DEĞERLİ okurlarım geçen yazımda başkanlık rejiminin “kuvvetler ayrılığı” prensibinin bir sonucu olduğunu yazmıştım. Demiştim ki, yargının, hükümet ve parlamentonun etkisinden kurtulup bağımsız kararlar verebildiği rejimler “parlamenter” rejimlerdir. Ama parlamentonun da hükümetin etkisinden kurtulduğu ve icranın başının (Başkanın) da doğrudan halk tarafından seçildiği, rejimlere ise “Başkanlık Rejimi” denmektedir.
Bu gün başkanlık rejimlerinin demokratik rejimler olarak kalabilmeleri için hangi şartların gerekli olduğu üzerinde durmak istiyorum. Çünkü gerçek odur ki bizim gibi az gelişmiş ülkelerde başkanlık rejimleri genelde demokrasi imiş gibi görünen dikta rejimlerine dönüşüyor. Bunun olmaması için neler gerekiyor, bunlara bakalım:
1. Herşeyden önce başkanlık rejimlerinde parlamenterler (Milletvekilleri ve senatörler), doğrudan doğruya partiye kayıtlı ve aidat ödeyen üyeler veya üyelerin seçtiği delegeler tarafından seçiliyor. Partinin ve parti genel başkanının atadığı “delegeler”in aday belirlemesi söz konusu olmuyor. Böylelikle her parlamenter parti başkanının boş kağıtlara imza attırdığı, tarihsiz istifa mektupları imzalattırdığı “kulları” olmuyor.
2. Başkan adayları, eğer parlamentoda üye (Milletvekili) iseler bu görevlerinden istifa ediyorlar, parlamento ile ilişkilerini kesiyorlar. Parti başkanı iseler başkanlığı bırakıyorlar.
3. Bakanları başkan seçiyor. Bakanlar parlamento üyesi olamıyor.
4. Parlamentonun, başkanın seçtiği bakanları onaylamak veya reddetmek yetkisi var. Ama reddettiği aday yerine yenisini seçemiyor.
5. Başkanlık belirli bir süre ile (bir dönem iki dönem; 4 yıl 8 yıl gibi) sınırlandırılıyor.

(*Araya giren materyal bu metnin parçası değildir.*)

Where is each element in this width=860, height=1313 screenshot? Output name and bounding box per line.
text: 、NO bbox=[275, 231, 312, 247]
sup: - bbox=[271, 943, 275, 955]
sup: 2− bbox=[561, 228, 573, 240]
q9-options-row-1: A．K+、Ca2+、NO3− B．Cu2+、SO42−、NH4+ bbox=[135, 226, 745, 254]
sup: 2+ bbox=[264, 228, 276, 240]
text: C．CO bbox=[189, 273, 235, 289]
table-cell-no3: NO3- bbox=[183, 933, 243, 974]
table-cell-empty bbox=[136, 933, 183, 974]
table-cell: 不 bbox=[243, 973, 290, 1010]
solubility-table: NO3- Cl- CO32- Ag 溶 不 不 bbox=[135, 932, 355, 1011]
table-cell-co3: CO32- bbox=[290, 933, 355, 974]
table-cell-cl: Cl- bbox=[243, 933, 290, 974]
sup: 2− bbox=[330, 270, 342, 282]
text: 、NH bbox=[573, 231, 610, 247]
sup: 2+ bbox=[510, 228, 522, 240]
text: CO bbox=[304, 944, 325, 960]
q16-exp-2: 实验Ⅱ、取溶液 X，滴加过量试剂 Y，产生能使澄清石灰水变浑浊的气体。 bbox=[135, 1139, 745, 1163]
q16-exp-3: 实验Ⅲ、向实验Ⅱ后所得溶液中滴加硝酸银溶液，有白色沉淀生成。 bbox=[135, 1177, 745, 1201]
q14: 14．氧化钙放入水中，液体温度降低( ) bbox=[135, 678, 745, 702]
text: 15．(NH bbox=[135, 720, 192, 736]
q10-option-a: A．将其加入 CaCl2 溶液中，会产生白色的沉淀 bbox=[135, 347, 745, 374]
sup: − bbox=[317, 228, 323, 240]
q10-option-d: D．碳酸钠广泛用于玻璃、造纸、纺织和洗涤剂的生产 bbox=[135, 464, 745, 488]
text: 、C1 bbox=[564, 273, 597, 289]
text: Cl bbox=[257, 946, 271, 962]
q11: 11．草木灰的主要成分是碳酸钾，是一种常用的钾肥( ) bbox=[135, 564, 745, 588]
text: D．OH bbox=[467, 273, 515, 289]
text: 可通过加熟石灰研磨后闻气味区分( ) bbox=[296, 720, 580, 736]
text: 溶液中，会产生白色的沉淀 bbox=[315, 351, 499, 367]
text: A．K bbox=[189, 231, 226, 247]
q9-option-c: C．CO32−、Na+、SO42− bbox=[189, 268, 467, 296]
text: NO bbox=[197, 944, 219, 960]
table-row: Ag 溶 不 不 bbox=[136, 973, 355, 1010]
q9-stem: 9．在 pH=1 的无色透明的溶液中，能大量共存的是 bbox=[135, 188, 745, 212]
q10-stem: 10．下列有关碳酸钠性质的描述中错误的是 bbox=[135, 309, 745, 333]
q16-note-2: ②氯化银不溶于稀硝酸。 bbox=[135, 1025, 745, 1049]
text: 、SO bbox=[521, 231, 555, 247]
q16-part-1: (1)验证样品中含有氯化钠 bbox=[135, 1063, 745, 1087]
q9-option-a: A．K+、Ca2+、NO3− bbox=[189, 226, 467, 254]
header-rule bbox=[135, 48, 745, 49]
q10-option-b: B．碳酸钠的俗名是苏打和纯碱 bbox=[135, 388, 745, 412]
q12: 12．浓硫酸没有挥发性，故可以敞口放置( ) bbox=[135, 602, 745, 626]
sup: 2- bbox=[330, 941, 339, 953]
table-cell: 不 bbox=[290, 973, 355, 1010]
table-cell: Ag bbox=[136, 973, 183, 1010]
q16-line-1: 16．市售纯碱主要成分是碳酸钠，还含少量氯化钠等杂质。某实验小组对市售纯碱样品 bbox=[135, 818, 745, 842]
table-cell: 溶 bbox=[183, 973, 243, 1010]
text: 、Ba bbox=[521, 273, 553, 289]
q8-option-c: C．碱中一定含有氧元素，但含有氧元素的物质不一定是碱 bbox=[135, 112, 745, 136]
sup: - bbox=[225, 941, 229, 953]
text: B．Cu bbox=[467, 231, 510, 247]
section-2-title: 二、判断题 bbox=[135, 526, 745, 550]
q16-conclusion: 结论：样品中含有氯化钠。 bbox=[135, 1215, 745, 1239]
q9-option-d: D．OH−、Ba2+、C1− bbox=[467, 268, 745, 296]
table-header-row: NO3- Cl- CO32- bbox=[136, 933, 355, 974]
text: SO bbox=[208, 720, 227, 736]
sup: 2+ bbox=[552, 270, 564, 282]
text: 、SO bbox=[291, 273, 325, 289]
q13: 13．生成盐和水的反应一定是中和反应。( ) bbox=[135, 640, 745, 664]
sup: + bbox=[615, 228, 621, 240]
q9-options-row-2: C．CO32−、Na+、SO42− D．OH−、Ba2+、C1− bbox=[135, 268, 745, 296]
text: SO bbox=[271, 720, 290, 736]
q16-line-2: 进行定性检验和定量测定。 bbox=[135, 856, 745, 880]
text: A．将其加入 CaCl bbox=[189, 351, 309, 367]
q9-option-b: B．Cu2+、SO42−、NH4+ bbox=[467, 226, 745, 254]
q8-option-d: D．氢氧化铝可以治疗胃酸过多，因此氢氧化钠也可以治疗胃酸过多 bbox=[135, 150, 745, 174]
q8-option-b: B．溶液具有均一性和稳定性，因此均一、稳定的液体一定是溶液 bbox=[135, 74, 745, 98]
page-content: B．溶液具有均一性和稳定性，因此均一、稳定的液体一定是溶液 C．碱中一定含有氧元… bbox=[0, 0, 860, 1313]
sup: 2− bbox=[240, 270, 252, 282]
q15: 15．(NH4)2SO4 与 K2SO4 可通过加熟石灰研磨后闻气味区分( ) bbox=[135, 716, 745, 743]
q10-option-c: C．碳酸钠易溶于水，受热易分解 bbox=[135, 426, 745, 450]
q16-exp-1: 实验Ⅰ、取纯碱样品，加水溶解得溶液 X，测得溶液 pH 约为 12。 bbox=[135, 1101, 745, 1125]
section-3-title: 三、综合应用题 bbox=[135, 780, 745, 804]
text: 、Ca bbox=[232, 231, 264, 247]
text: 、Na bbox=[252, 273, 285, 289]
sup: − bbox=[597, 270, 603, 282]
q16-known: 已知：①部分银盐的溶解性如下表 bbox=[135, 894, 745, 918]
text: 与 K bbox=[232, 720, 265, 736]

6. Parlamenterler başkanın ve bakanların (icranın) etkisinden tamamen kurtuldukları için vicdanlarının ve seçmenlerinin sesini dinliyorlar. Böylelikle parlamento, hükümet üzerinde çok ciddi bir denetleme yapabiliyor. Parlamento belirli bir yasal prosedüre uymak kaydı ile başkanı, bakanları ve en üst bürokratları görevden alabiliyor.
Bu sistem parlamenter sistemden daha karmaşık ve tehlikeli. Seçmenin ortalama eğitim seviyelerinin yüksek olmasını gerektiriyor. Aksi takdirde yukardaki şartlardan bir ikisinin değiştirilmesi ile kolayca despot bir rejime dönüşebiliyor.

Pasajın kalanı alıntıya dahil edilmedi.